Se una notte di fine luglio sbarchi a Palermo e ti capita questo libro tra le mani pensi – in fondo – sia un cadeau di benvenuto che non puoi permetterti di rifiutare. Se poi a Palermo ci finisci per lavoro, seguendo un sentiero in direzione ostinata e contraria, allora non puoi che partire da lì. Eppure Appalermo, Appalermo, primo romanzo di Carlo Loforti ed edito da Baldini&Castoldi, non è un libro su Palermo.
Sì, l’autore – classe 1987 – immerge le mani nella sua terra prima di scrivere e nel farlo trattiene tracce di una musicalità e di un’ironia rara. Il linguaggio, la cadenza, i luoghi fanno provare l’incredibile sensazione di ascoltare più che di leggere. Eppure Loforti affida il racconto a un protagonista e narratore che va ben al di là della “palermitanità” che dovrebbe incarnare.
Mimmo Calò, 44 anni, metà dei quali spesi a raccontare le partite del Palermo (calcio) e importatore ufficiale in Sicilia dell’esultanza alla brasiliana, si ritrova improvvisamente disoccupato, con una moglie incinta e un’ingombrante suocera sul groppone. E’ così costretto, lui che si descrive più che come un Don Abbondio che come uomo del nuovo millennio dotato di problem solving, a trovare – alla svelta – una via d’uscita.

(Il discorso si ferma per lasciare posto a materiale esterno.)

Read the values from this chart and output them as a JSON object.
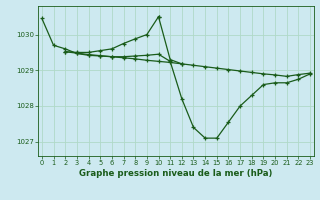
{
  "background_color": "#cde9f0",
  "grid_color": "#b0d9c8",
  "line_color": "#1a5c1a",
  "marker_color": "#1a5c1a",
  "xlabel": "Graphe pression niveau de la mer (hPa)",
  "xlabel_color": "#1a5c1a",
  "tick_color": "#1a5c1a",
  "ylim": [
    1026.6,
    1030.8
  ],
  "xlim": [
    -0.3,
    23.3
  ],
  "yticks": [
    1027,
    1028,
    1029,
    1030
  ],
  "xticks": [
    0,
    1,
    2,
    3,
    4,
    5,
    6,
    7,
    8,
    9,
    10,
    11,
    12,
    13,
    14,
    15,
    16,
    17,
    18,
    19,
    20,
    21,
    22,
    23
  ],
  "series": [
    {
      "x": [
        0,
        1,
        2,
        3,
        4,
        5,
        6,
        7,
        8,
        9,
        10,
        11,
        12,
        13,
        14,
        15,
        16,
        17,
        18,
        19,
        20,
        21,
        22,
        23
      ],
      "y": [
        1030.45,
        1029.7,
        1029.6,
        1029.47,
        1029.42,
        1029.4,
        1029.38,
        1029.38,
        1029.4,
        1029.42,
        1029.45,
        1029.25,
        1028.2,
        1027.4,
        1027.1,
        1027.1,
        1027.55,
        1028.0,
        1028.3,
        1028.6,
        1028.65,
        1028.65,
        1028.75,
        1028.9
      ]
    },
    {
      "x": [
        2,
        3,
        4,
        5,
        6,
        7,
        8,
        9,
        10,
        11,
        12,
        13,
        14,
        15,
        16,
        17,
        18,
        19,
        20,
        21,
        22,
        23
      ],
      "y": [
        1029.52,
        1029.48,
        1029.44,
        1029.41,
        1029.38,
        1029.35,
        1029.32,
        1029.28,
        1029.25,
        1029.22,
        1029.18,
        1029.14,
        1029.1,
        1029.06,
        1029.02,
        1028.98,
        1028.94,
        1028.9,
        1028.87,
        1028.83,
        1028.88,
        1028.92
      ]
    },
    {
      "x": [
        2,
        3,
        4,
        5,
        6,
        7,
        8,
        9,
        10
      ],
      "y": [
        1029.52,
        1029.5,
        1029.5,
        1029.55,
        1029.6,
        1029.75,
        1029.88,
        1030.0,
        1030.5
      ]
    },
    {
      "x": [
        10,
        11,
        12
      ],
      "y": [
        1030.5,
        1029.3,
        1029.18
      ]
    }
  ]
}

L’occasione arriva dal suo particolarissimo hobby: partecipare alle aste giudiziarie. Senza volerlo, infatti, Calò un giorno si ritrova con un magazzino tra le mani e si fa convincere dall’amico Pier Francesco ad aprire una sfincioneria: lo sfincione è una pizza tipica da queste parti (anzi, una pizza che così si fa solo da queste parti). Da qui incomincia una serie infinite di avventure o – come le chiama Calò – “sfighe”: mutui, fidi a rischio, richieste di pizzo, una rapina in banca, un sequestro e persino delle pistole puntate alla testa. Ma Mimmo è quello che da piccolo, nel momento in cui non riesce più a giocare a calcio allo stesso livello degli altri, si inventa come commentatore a bordocampo. E’ quello che con una battuta spiazza l’esattore del pizzo o convince il direttore di banca a concedergli un fido extra. Insomma è uno che, in qualche modo, se la cava.
Ecco perché in fondo questo libro non parla di Palermo e nemmeno della Sicilia. La mafia descritta non è così diversa da quella presente in molte altre regioni. I mutui, le banche, i “traffichini” sono all’ordine del giorno. E persino il maschilismo di Calò, questo suo dipingere le “femmine” (non le donne, le femmine) con divertenti elenchi infiniti – che molto ricordano il Nick Hornby di Alta Fedeltà – nascondono in realtà un personaggio quasi goffo nel rapportarsi con il genere femminile: incapace per esempio di dire di no alla sua compagna e alla temuta suocera o, ancora, di confessare l’incontro con una pulla in gioventù, con la quale si è persino commosso. Insomma, quanto di più lontano dal playboy maledetto presente nella stragrande maggioranza dei romanzi italiani.
Per tutto ciò, Appalermo, Appalermo esce dai confini della sua isola e arriva in ogni zona d’Italia: dal piccolo paesino di provincia alla grande città. Nessuno è esente dalle sfighe di quest’era moderna che assomigliano, vestite in maniera diversa, alle sfighe di ogni tempo. Per quelli che si muovono costantemente su un equilibrio sottile, non resta che la lezione di Mimmo Calò: prendere la vita con più leggerezza e imparare la sacra arte dell’arrangiarsi.